Automated coverage — #660 includes unit tests for the Docker factory helpers, integration tests for Docker-mode validation (with a fake subprocess factory), make verify-stack-profiles in CI when config/profiles/**, compose/**, the tier validator script, or python-app.yml changes, and manual stack + jobs-docker acceptance recorded on #660. Merge-blocking real docker compose run inside GitHub-hosted runners is out of scope for #660 (open a new issue if required).
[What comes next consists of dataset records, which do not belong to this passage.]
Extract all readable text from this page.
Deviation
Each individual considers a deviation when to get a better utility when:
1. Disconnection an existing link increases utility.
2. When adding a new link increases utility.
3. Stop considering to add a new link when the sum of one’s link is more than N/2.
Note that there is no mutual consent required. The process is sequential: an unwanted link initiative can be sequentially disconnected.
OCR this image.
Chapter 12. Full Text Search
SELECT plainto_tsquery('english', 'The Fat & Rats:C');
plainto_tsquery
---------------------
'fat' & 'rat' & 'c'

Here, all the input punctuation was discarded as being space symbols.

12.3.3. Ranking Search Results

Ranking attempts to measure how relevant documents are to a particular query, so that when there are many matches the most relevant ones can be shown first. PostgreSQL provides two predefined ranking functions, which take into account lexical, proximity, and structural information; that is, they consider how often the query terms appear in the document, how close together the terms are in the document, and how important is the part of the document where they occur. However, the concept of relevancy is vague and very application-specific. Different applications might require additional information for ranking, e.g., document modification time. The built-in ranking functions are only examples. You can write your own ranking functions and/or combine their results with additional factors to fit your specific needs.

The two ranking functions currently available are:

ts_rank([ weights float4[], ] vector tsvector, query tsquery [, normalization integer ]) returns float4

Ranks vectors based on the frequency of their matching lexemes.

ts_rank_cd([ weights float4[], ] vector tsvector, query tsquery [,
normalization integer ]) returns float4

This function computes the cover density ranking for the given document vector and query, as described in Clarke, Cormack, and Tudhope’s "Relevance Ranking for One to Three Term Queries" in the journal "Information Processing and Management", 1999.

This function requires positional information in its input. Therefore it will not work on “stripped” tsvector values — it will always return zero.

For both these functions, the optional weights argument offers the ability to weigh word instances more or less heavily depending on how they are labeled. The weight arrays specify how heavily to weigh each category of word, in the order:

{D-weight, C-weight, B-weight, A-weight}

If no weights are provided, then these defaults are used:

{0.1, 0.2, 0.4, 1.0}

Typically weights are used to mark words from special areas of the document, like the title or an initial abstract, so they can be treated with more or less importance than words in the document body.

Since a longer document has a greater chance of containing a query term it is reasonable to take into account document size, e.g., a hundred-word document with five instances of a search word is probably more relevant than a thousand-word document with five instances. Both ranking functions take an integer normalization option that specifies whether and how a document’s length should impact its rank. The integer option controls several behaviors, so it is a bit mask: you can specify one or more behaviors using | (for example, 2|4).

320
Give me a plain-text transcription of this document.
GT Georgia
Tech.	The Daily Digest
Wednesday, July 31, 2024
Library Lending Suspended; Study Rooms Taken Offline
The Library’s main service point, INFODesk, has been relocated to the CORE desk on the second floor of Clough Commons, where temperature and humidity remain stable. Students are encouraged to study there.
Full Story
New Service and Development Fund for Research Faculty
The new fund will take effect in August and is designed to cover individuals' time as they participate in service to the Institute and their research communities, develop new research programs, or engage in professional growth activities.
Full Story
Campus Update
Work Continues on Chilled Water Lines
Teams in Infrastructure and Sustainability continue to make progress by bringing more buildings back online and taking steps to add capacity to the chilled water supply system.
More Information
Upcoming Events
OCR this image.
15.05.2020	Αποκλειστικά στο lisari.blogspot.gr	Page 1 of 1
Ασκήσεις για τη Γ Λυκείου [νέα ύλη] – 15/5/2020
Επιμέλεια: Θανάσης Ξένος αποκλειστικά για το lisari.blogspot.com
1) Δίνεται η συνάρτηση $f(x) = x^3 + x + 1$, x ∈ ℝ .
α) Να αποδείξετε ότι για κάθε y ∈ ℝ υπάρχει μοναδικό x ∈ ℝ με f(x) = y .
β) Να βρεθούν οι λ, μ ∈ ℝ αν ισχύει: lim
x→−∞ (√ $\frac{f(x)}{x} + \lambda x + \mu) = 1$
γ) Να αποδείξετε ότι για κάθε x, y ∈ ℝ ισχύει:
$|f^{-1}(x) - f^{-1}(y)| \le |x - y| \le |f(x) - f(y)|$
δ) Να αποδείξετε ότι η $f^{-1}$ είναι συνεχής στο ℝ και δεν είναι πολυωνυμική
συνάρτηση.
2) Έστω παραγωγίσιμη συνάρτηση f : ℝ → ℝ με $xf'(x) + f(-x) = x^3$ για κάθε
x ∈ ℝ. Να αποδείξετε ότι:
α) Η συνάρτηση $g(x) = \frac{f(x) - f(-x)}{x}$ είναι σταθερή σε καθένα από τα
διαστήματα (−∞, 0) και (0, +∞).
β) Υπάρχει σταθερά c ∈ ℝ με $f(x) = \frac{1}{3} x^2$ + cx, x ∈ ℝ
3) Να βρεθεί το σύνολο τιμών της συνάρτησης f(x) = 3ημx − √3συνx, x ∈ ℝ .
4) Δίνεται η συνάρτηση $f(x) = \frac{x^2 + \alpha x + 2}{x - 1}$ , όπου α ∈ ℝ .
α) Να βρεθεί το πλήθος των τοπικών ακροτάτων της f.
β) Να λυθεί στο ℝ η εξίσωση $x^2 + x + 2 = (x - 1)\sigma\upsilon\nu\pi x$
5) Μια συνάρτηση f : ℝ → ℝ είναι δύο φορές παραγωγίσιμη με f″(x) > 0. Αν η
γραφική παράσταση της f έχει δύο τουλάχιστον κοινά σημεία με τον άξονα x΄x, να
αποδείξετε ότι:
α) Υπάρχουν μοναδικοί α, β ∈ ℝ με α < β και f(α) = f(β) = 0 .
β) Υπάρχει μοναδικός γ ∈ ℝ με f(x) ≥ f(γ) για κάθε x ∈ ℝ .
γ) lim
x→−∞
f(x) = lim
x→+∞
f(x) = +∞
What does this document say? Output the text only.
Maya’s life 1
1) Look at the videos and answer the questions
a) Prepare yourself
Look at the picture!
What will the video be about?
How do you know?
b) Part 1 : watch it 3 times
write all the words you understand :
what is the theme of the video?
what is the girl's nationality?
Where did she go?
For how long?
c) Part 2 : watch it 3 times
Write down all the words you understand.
Operational contracts (quick reference)¶

Topic	Source of truth
Stack compose + images	`compose/docker-compose.stack.yml`, `docker/pipeline/Dockerfile`, `docker/api/Dockerfile`, `docker/viewer/Dockerfile`
Makefile targets	`Makefile` (`stack-`, `smoke-`, `verify-stack-profiles`)
Secrets / `.env`	`DOCKER_SERVICE_GUIDE.md` § Full stack → Secrets (stack)
Native vs Docker jobs	§Native vs Docker; #660
Profile ↔ image tier	`scripts/tools/validate_profile_docker_tier.py`; RFC-079 §Pipeline image tiers
Ephemeral CI smoke	RFC-078, `compose/docker-compose.stack-test.yml`, `make stack-test-*`
Prod-style merge (restart, VPS notes)	`compose/docker-compose.prod.yml` + `DOCKER_SERVICE_GUIDE` § RFC-079 backlog

Open Questions¶

VITE_* build-time env vars: Resolved — the SPA uses relative /api/ paths; Nginx proxies to api:8000. No VITE_API_BASE_URL needed. The only reference to 127.0.0.1:8000 is in vite.config.ts (dev proxy), which is not used at build time.
Hot reload for dev: Resolved (Won’t ship) — no compose/docker-compose.dev.yml. Use make serve-api / make serve-ui / make serve for hot reload; Compose targets CI/prod-like runs. See docs/guides/DOCKER_SERVICE_GUIDE.md § RFC-079 backlog → Compose “dev override”.
Config file mounting: Resolved — CONFIG_FILE env var (default ./config.yaml) is bind-mounted at /app/config.yaml in both api and pipeline. The example config config/examples/docker-stack.example.yaml ships with output_dir: /app/output.
API read-only volume race: Documented — many small writes use atomic temp+replace; full corpus runs remain multi-file. Operational rule: finish pipeline before serving new data from api on the same volume (matches RFC-078 ordering). See DOCKER_SERVICE_GUIDE.md § RFC-079 backlog → Concurrent pipeline writes and API reads.
FAISS index reload: Resolved — /api/search loads FaissVectorStore from disk per request, so a completed pipeline write set is visible on the next search without restarting api. Use POST /api/index/rebuild for an explicit rebuild. See DOCKER_SERVICE_GUIDE.md § RFC-079 backlog → FAISS / vector index.
Jobs in compose: Default remains subprocess in api. PODCAST_PIPELINE_EXEC_MODE=docker (with Docker socket + PODCAST_DOCKER_PROJECT_DIR + operator pipeline_install_extras) runs jobs via docker compose run into pipeline / pipeline-llm; see podcast_scraper.server.pipeline_docker_factory and DOCKER_SERVICE_GUIDE § Full stack. Shipped under #660.
LLM pipeline tier vs cloud profiles: Shipped cloud_thin.yaml + INSTALL_EXTRAS=llm (pipeline-llm service) pairs thin cloud-only runs with the LLM image tier. cloud_balanced / cloud_quality remain ML tier (spaCy + FAISS).